The motor driveshaft is the most vulnerable part in the BHA and care should be taken when running it in the hole. While this assembly is being run through the build section of the well, the drillstring should not be rotated and the pumps should not be turned on; otherwise, the motor driveshaft could be damaged or broken to the extent that premature failure of this assembly could occur.
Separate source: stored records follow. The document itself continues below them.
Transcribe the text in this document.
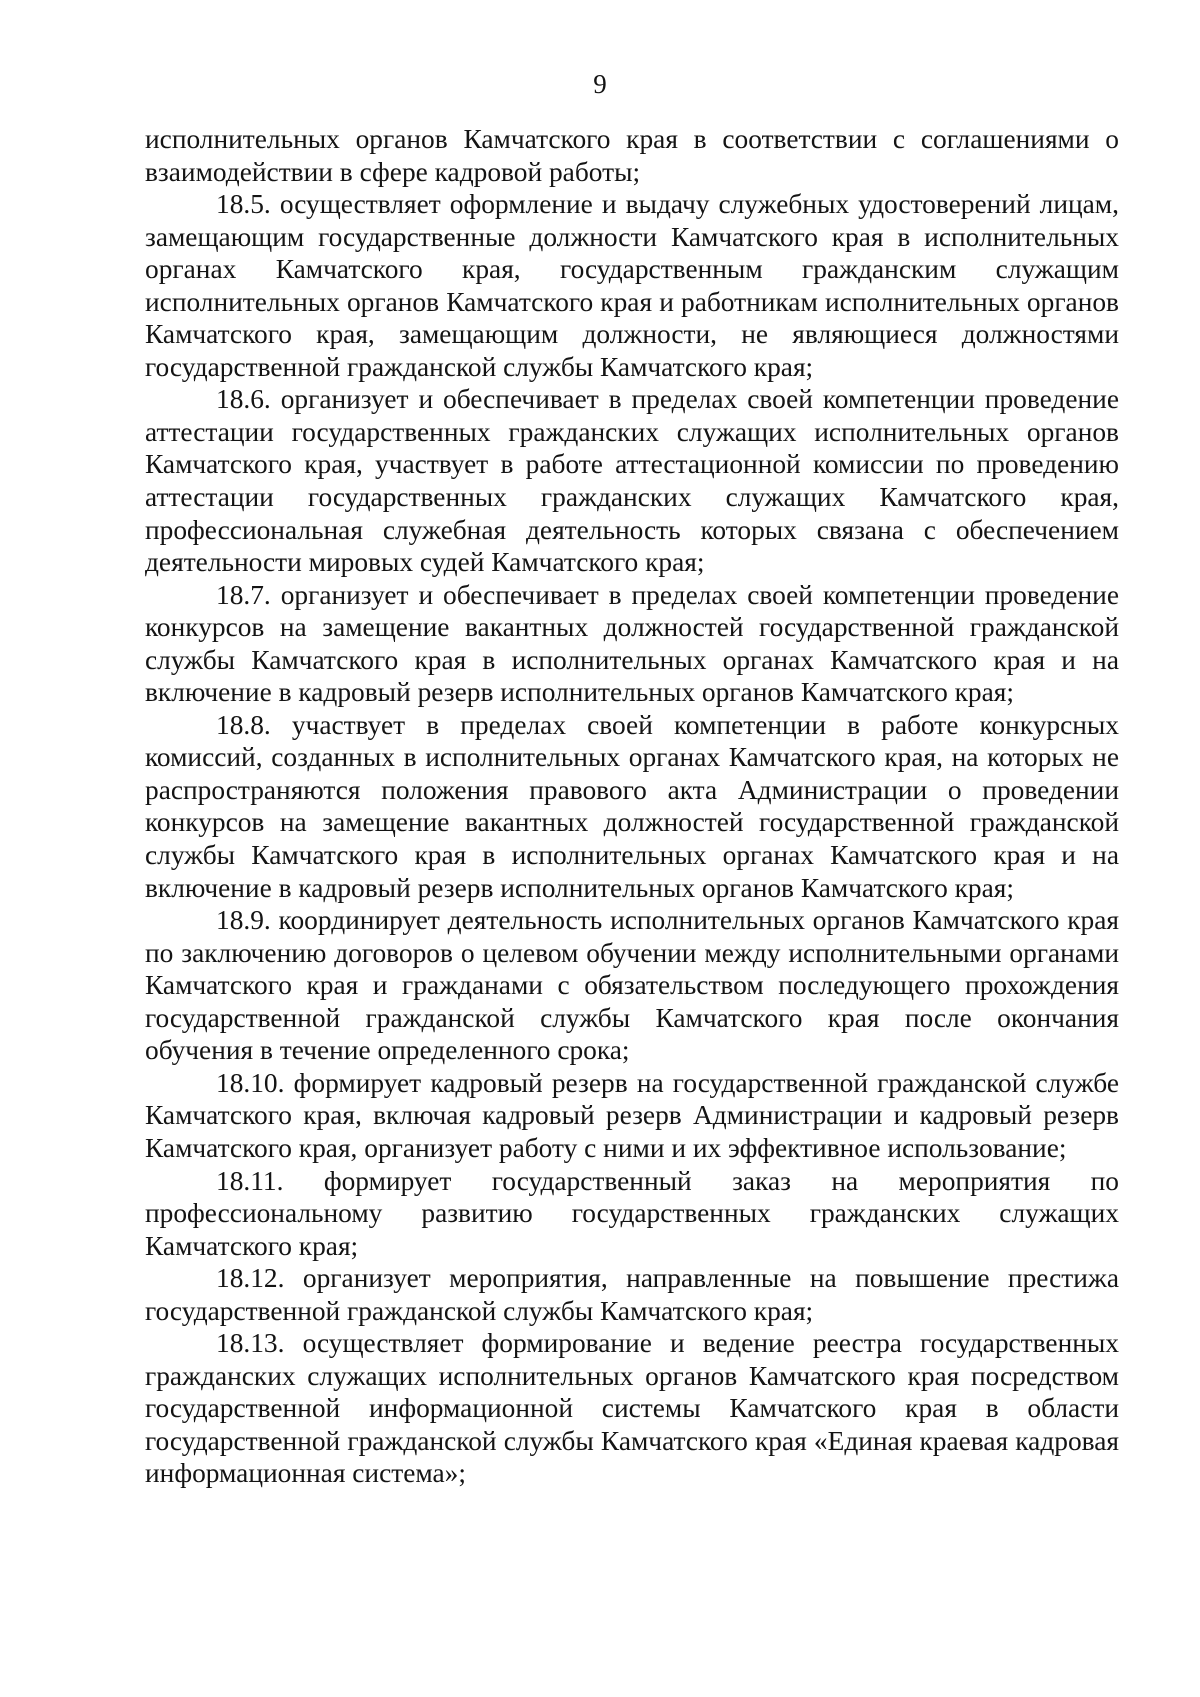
9

исполнительных органов Камчатского края в соответствии с соглашениями о взаимодействии в сфере кадровой работы;

18.5. осуществляет оформление и выдачу служебных удостоверений лицам, замещающим государственные должности Камчатского края в исполнительных органах Камчатского края, государственным гражданским служащим исполнительных органов Камчатского края и работникам исполнительных органов Камчатского края, замещающим должности, не являющиеся должностями государственной гражданской службы Камчатского края;

18.6. организует и обеспечивает в пределах своей компетенции проведение аттестации государственных гражданских служащих исполнительных органов Камчатского края, участвует в работе аттестационной комиссии по проведению аттестации государственных гражданских служащих Камчатского края, профессиональная служебная деятельность которых связана с обеспечением деятельности мировых судей Камчатского края;

18.7. организует и обеспечивает в пределах своей компетенции проведение конкурсов на замещение вакантных должностей государственной гражданской службы Камчатского края в исполнительных органах Камчатского края и на включение в кадровый резерв исполнительных органов Камчатского края;

18.8. участвует в пределах своей компетенции в работе конкурсных комиссий, созданных в исполнительных органах Камчатского края, на которых не распространяются положения правового акта Администрации о проведении конкурсов на замещение вакантных должностей государственной гражданской службы Камчатского края в исполнительных органах Камчатского края и на включение в кадровый резерв исполнительных органов Камчатского края;

18.9. координирует деятельность исполнительных органов Камчатского края по заключению договоров о целевом обучении между исполнительными органами Камчатского края и гражданами с обязательством последующего прохождения государственной гражданской службы Камчатского края после окончания обучения в течение определенного срока;

18.10. формирует кадровый резерв на государственной гражданской службе Камчатского края, включая кадровый резерв Администрации и кадровый резерв Камчатского края, организует работу с ними и их эффективное использование;

18.11. формирует государственный заказ на мероприятия по профессиональному развитию государственных гражданских служащих Камчатского края;

18.12. организует мероприятия, направленные на повышение престижа государственной гражданской службы Камчатского края;

18.13. осуществляет формирование и ведение реестра государственных гражданских служащих исполнительных органов Камчатского края посредством государственной информационной системы Камчатского края в области государственной гражданской службы Камчатского края «Единая краевая кадровая информационная система»;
If the new BHA is being run into the hole to finish the curve and continue drilling ahead, then the entire BHA should be out of the curve and landed in the target before drillstring rotation is started.

Acknowledgments

The authors wish to thank Sonat Exploration, Halliburton Energy Services, and Andergauge USA for their support of the preparation of this article. The authors also thank Brent Murphy, Mark Cox, and Mark Deal of Sonat Exploration for their valuable discussions and Mike Hooper of Halliburton Energy Services for his computer modeling efforts in determining optimum stabilizer sizes and locations.

References

  1. Williamson, J.S., "Predicting Borehole Assembly Performance," SPE Drilling Engineering, pp. 37-46. March 1987.
  2. Bourgoyne, A.T., Jr., et al., "Applied Drilling Engineering," SPE text book, Richardson, Tex., pp. 437-43, 1986.

The Authors

Blaik M. Wisenbaker is a staff drilling and production engineer. He has been with Sonat Exploration Co. since 1994 and has been working in the Austin Chalk business unit since 1995. Wisenbaker's primary responsibilities include preparation of drilling and completion procedures, operations engineering support, and special projects for technological improvement. He graduated from Texas A&M with a BS in petroleum engineering in 1993.
Terry L. Moser is a drilling superintendent for Sonat Exploration. He has been with the company since 1979 and has been responsible for drilling operations with the Austin Chalk Group since 1992. Moser graduated in 1973 from Illinois State University with a BS in business administration.
Michael L. Edwards is a worldwide project manager with Nalco/Exxon Energy Chemicals, L.P. Her primarily responsibilities include promoting and developing flow-assurance solutions for deepwater projects. Edwards graduated from Texas A&M in 1991 with a BS in mechanical engineering, including a specialty in robotics.
Wayne H. Eggleston is a technical supervisor for Halliburton Energy Services. He started in the directional drilling industry in 1987 with Smith International as an applications engineer. Eggleston's primary responsibilities are directional and horizontal well design in the Texas and Gulf Coast areas.